*yawn*. I’m writing this bleary-eyed because I stayed up way past any respectable mommy’s bedtime watching what may be my favorite new reality drama, The (White) Rapper Show. Top Chef who?
You can figure out the drill: A bunch of lily-skinned MCs share a house in the Bronx and compete for street cred, respect and the requisite reality show treasure chest of $100K. Though there’s the expected infighting about who’s more “ghetto than thou” and the silly “wigga” wear (pull up yer pants, homey!), I became quite attached to these kids after just one episode: There’s Bronx-born Persia, who found out the heavy way that no white girl, no matta how ghetto, gets to use the N-word; the tiny little butch G-Child who counts Vanilla Ice as her main influence and probably doesn’t even know she’s a lesbian yet; the frighteningly self-referential John Brown and his “King of the Burbs” rhetoric, who appears to have some form off Asperger’s yet somehow breaks out the mad skills when put to the test. Shamrock, the cast’s lone Irish MC, appears to be quite talented, though he wasted much time trying to get the blonde bombshell Misfit into bed (Kylie Minogue-lookalike Misfit got canned in episode 2; she was obviously cast for her pretty face and English accent, but proved to have no chops and no sense of self-deprecation.)

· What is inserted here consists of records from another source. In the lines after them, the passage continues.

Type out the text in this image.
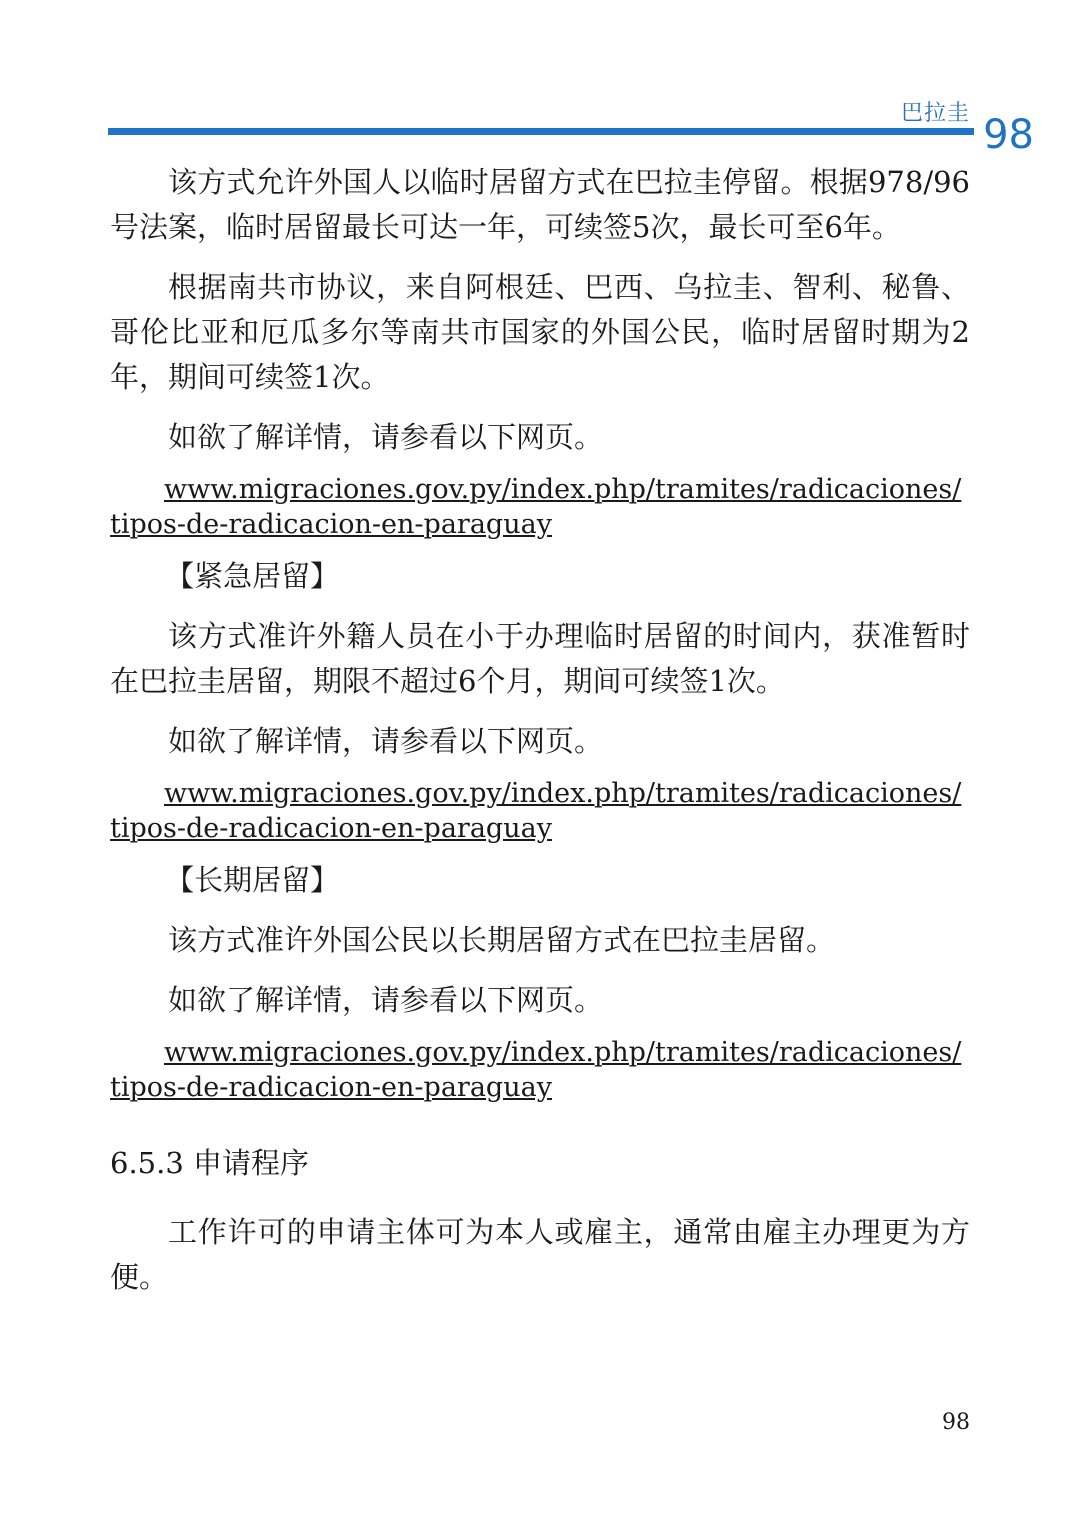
巴拉圭 98

该方式允许外国人以临时居留方式在巴拉圭停留。根据978/96号法案，临时居留最长可达一年，可续签5次，最长可至6年。

根据南共市协议，来自阿根廷、巴西、乌拉圭、智利、秘鲁、哥伦比亚和厄瓜多尔等南共市国家的外国公民，临时居留时期为2年，期间可续签1次。

如欲了解详情，请参看以下网页。

www.migraciones.gov.py/index.php/tramites/radicaciones/tipos-de-radicacion-en-paraguay

【紧急居留】

该方式准许外籍人员在小于办理临时居留的时间内，获准暂时在巴拉圭居留，期限不超过6个月，期间可续签1次。

如欲了解详情，请参看以下网页。

www.migraciones.gov.py/index.php/tramites/radicaciones/tipos-de-radicacion-en-paraguay

【长期居留】

该方式准许外国公民以长期居留方式在巴拉圭居留。

如欲了解详情，请参看以下网页。

www.migraciones.gov.py/index.php/tramites/radicaciones/tipos-de-radicacion-en-paraguay

6.5.3 申请程序

工作许可的申请主体可为本人或雇主，通常由雇主办理更为方便。

98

My fascination may also have something to do with my decades-long crush on host Michael Berrin, better known as MC Serch, formerly of white rapping pioneers 3rd Bass. Serch has aged well and commands an almost rabbinical presence in the roach-infested warehouse the rappers call home (those Vh-1 producers sure know how to keep it real, yo.) He spit a little bit when Grandmaster Flash paid a visit; hopefully, he’ll throw down more as the eliminations continue.
While Serch is one mighty fine lookin’ Jew, there’s doesn’t appear to be a Jewish contestant, which seems ridiculous for a show set in the Five Boroughs. I guess I can understand why Orthodox Etan G wouldn’t be sharing a bunkbed with the very unkosher Misfit. But yo, Smooth-E, did you forget to send in your audition tape?
Since I only allow myself to follow one TV show at a time, these little Eminemmies will have to hold my interest in coming episodes with some serious depth and not play around the yard drinking 40s like they’re on Fame Games (the trailer for this hideous show where has-been celebs humiliate themselves further looped 20 times an a hour I think my soul may have sustained permanent damage.) Otherwise, it’s back to early nights and the Food Network.
I admit to being tempted to check the show out.
The neighbors moved out a while ago… and with them went my cable. The new neighbors are selfish enough to have a satelite dish. I guess I’m going to have to catch the highlights on YouTube.